O estilo é rebuscado, pródigo em adjetivos, como ainda convinha a muitos escritores catarinenses da primeira metade do século passado, presos à formalidade da literatura dos períodos anteriores. Rebuscar parecia dar provas de sabedoria, de erudição, de dominar um vocabulário extenso. Mas o que fica da leitura de Homens e Algas é a grande solidariedade do autor com homens que passavam a vida na miséria, minados pela privação e pela doença, até morrerem no mais absoluto anonimato. E esse destino não perdoava nem jovens e crianças, habituados a ir buscar bem cedo o sustento no mar, à mercê do vento sul e das trovoadas, sem chances de sobreviver diante da grandiosidade das ondas e das borrascas.

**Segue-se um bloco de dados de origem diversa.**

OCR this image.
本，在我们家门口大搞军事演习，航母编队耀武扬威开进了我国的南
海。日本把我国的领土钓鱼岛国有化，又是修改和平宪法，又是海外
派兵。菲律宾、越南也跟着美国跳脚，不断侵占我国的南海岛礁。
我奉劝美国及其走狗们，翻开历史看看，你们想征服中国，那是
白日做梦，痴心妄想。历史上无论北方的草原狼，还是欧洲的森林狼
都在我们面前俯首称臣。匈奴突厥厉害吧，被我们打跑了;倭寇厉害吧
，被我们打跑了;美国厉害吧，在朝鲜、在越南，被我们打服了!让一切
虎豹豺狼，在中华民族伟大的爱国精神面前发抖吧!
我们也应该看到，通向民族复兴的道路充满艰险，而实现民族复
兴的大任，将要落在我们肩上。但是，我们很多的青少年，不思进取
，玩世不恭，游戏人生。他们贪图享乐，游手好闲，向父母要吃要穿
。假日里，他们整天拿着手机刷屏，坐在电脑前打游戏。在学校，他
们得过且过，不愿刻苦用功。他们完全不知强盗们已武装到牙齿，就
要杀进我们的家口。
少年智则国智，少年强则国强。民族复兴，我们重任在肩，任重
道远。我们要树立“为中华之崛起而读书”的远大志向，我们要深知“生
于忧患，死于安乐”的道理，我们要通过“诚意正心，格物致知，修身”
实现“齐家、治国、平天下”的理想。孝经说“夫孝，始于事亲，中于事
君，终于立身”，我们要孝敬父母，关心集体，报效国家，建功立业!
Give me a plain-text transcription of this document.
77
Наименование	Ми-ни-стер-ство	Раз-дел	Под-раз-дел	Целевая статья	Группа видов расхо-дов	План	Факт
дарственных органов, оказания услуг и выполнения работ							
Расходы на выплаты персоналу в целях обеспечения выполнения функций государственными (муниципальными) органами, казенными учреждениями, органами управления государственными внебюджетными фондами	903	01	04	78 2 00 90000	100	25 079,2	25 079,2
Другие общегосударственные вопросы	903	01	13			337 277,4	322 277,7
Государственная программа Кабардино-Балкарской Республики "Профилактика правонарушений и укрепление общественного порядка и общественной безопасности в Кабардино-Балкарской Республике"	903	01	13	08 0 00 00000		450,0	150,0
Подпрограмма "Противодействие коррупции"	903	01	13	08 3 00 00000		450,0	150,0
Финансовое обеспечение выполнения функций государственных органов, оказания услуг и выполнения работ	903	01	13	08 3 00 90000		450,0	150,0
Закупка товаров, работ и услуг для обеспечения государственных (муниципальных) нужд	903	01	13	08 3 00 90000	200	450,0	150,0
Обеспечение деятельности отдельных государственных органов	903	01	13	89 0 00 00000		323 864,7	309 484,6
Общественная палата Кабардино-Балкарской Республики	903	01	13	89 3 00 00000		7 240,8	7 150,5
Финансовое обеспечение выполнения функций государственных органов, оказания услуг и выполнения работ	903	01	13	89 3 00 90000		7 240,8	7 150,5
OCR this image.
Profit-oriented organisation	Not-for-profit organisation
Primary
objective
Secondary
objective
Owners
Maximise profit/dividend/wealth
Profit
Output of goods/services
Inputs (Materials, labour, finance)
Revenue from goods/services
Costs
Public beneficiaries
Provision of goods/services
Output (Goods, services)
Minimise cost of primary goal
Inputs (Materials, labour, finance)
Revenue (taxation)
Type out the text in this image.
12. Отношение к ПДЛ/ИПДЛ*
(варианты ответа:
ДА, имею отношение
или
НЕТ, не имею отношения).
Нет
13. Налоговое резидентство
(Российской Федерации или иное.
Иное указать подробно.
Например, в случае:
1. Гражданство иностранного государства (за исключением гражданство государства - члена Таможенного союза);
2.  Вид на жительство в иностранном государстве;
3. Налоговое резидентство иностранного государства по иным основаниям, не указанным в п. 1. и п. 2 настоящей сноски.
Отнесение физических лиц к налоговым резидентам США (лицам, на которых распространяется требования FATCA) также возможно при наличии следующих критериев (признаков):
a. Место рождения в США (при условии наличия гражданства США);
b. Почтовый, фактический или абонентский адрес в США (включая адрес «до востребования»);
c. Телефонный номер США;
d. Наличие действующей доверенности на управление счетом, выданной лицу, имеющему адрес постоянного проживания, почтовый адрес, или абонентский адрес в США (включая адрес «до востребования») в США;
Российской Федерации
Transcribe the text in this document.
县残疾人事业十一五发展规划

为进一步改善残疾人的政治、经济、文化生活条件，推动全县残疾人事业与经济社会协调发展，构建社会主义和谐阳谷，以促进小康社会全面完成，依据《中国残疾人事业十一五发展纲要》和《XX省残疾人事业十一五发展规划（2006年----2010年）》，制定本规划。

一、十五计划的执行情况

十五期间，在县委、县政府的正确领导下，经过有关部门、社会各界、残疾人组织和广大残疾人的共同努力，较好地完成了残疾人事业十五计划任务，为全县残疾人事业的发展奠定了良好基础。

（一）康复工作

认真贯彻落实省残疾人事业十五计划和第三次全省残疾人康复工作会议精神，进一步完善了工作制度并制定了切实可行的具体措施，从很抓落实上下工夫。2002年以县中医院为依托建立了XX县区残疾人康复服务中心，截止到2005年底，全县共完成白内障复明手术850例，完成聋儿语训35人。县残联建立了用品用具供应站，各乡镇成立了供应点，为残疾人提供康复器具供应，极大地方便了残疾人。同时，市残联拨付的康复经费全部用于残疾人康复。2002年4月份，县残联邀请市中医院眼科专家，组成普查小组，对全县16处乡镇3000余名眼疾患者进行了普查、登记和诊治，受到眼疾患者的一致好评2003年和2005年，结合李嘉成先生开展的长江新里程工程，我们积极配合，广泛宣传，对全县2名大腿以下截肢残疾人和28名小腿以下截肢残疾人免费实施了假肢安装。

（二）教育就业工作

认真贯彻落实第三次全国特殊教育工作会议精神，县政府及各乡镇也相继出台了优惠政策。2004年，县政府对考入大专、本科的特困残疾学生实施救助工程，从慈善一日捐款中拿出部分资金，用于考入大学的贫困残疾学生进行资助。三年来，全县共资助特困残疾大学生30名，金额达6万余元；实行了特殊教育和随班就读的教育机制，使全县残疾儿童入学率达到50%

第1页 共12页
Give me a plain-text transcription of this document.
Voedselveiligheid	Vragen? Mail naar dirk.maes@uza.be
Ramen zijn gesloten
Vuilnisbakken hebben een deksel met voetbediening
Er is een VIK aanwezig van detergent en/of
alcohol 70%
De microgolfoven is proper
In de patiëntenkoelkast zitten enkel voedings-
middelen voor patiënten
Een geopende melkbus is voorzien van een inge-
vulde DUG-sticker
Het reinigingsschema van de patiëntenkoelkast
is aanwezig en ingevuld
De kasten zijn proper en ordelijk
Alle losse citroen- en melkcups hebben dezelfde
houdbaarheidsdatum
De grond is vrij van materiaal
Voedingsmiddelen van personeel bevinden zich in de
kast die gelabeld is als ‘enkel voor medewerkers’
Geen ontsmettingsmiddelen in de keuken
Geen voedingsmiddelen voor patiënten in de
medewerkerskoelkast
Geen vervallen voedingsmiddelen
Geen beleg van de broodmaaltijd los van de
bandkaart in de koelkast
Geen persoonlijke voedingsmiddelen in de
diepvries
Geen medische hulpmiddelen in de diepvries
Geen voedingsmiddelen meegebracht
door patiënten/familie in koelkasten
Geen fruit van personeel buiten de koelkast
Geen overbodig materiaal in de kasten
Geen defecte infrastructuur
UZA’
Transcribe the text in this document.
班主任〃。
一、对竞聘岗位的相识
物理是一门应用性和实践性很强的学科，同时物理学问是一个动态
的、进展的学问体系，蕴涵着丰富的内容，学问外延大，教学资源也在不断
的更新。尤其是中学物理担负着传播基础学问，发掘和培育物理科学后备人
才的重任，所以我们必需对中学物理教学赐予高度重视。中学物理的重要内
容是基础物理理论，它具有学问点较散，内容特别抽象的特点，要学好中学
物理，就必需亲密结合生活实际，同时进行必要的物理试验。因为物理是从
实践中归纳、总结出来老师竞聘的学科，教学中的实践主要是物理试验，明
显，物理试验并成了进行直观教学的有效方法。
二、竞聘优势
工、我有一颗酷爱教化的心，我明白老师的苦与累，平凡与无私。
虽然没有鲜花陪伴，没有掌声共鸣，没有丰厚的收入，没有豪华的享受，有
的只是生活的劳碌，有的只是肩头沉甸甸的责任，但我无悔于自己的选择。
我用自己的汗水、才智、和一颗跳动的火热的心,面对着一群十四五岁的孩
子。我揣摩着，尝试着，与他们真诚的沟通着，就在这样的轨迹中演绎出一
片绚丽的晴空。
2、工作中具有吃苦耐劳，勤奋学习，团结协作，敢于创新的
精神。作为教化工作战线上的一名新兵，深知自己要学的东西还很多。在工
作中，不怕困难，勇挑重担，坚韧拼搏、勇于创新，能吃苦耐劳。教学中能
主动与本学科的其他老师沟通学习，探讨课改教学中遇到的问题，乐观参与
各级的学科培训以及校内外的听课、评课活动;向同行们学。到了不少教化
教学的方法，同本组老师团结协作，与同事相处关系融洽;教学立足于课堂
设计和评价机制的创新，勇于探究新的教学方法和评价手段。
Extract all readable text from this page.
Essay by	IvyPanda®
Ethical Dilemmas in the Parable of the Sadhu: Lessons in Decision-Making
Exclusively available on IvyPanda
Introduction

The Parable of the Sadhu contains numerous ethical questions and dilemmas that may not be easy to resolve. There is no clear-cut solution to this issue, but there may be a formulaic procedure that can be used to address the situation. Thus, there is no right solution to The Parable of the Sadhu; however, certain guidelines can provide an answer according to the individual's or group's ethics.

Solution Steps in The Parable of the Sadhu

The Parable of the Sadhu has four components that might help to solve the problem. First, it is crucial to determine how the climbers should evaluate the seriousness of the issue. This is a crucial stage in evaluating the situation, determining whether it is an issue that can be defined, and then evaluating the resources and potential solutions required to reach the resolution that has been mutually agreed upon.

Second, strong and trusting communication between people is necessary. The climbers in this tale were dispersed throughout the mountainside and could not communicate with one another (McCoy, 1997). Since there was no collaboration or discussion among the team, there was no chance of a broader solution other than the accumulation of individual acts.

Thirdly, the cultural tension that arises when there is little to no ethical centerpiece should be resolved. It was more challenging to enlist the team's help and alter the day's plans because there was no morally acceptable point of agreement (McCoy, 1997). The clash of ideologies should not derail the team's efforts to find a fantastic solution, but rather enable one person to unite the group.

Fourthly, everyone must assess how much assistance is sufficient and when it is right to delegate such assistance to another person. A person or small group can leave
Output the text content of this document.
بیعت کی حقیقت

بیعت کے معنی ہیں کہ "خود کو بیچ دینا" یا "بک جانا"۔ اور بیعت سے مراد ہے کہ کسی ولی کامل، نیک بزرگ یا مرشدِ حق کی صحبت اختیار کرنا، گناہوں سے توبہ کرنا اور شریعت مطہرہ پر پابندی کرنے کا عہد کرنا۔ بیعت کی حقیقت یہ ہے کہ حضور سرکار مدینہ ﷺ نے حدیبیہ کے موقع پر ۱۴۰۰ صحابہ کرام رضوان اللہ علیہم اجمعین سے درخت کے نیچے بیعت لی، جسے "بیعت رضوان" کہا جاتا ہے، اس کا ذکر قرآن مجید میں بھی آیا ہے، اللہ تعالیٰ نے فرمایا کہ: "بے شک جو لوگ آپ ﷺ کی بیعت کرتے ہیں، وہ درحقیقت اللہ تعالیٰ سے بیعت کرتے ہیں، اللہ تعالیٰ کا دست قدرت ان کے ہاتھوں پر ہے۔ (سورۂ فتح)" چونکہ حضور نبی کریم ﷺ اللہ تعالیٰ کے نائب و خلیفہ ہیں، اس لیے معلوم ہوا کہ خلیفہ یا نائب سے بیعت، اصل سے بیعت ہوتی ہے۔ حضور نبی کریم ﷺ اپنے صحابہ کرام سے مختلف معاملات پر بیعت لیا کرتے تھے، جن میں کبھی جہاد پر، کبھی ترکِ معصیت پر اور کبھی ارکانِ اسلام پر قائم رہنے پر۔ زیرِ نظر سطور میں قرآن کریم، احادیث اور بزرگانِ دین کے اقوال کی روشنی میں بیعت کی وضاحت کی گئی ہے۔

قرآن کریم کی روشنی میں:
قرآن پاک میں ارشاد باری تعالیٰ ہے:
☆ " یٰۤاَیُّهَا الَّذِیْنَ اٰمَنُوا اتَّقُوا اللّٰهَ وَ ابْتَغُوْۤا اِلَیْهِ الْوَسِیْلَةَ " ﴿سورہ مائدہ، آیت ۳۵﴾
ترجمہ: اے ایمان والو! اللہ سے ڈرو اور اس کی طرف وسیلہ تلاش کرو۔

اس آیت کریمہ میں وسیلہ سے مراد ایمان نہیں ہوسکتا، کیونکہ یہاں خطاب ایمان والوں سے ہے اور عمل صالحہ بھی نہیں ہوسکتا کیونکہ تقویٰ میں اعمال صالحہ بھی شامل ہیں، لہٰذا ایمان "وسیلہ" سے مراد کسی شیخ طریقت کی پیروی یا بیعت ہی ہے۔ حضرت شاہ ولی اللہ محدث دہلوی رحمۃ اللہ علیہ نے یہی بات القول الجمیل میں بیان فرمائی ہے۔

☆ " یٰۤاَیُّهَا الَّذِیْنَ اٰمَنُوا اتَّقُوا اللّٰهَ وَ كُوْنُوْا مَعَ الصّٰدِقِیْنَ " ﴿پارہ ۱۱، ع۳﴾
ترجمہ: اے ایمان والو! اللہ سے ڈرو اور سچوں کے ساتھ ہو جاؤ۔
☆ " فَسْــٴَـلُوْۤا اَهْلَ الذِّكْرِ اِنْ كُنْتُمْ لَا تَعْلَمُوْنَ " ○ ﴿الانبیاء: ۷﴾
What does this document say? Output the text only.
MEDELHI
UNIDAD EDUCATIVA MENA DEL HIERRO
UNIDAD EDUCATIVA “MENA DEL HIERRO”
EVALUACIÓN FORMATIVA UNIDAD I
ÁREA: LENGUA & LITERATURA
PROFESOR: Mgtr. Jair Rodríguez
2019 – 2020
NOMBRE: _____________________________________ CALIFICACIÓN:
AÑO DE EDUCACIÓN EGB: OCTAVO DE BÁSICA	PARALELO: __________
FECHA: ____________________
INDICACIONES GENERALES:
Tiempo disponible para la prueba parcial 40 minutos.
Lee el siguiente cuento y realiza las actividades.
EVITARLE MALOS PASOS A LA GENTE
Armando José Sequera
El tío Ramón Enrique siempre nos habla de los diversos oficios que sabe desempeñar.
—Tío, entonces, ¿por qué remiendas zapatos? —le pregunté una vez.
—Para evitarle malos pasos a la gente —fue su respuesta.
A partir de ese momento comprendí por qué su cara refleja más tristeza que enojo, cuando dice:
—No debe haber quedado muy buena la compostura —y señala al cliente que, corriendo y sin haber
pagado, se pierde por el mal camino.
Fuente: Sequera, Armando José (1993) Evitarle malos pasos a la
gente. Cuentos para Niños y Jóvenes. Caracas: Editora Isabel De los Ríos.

“Não fiz ficção”, disse Othon d’Eça em depoimento ao jornal Roteiro, de Florianópolis, em 1958, e reproduzido nesta edição da UdUFSC. “Não inventei enredos, não criei personagens, não colori com tintas falsas os meus tipos e as minhas paisagens”. Anos depois, ainda inóspito, Coqueiros passou a ser o balneário preferido das famílias da Ilha, com seu “luxo catita”, na expressão do autor. Ali, escreveu ele, “hordas elegantes” expulsaram, “com vagar, método e bangalôs, das suas velhas moradas, os velhos nativos”.

Na memória do escritor, ficaram para sempre as imagens de figuras desmazeladas e sem perspectivas, testemunhas de um tempo difícil, com parte das quais privou de uma amizade sincera e sem afetações. Por isso, talvez, o livro tenha contemplado o leitor cm alguns textos menos dramáticos, impressões de praias da Ilha ou do litoral catarinense, descritas com poesia e adjetivos de deslumbramento. O caldo dessa mistura poderia ser o que o escritor Flávio José Cardozo chama, numa das orelhas desta edição, de “um livro riquíssimo em formas e cores, vozes e sentimentos”.

Homens e Algas

Othon d’Eça

EdUFSC – Série Geral

5ª edição – 176 p. – R$ 22.00

Mais informações com o diretor da Editora da UFSC, Alcides Buss, pelo fone (48) 9972-3045 e pelo e-mail alcides@editora.ufsc.br.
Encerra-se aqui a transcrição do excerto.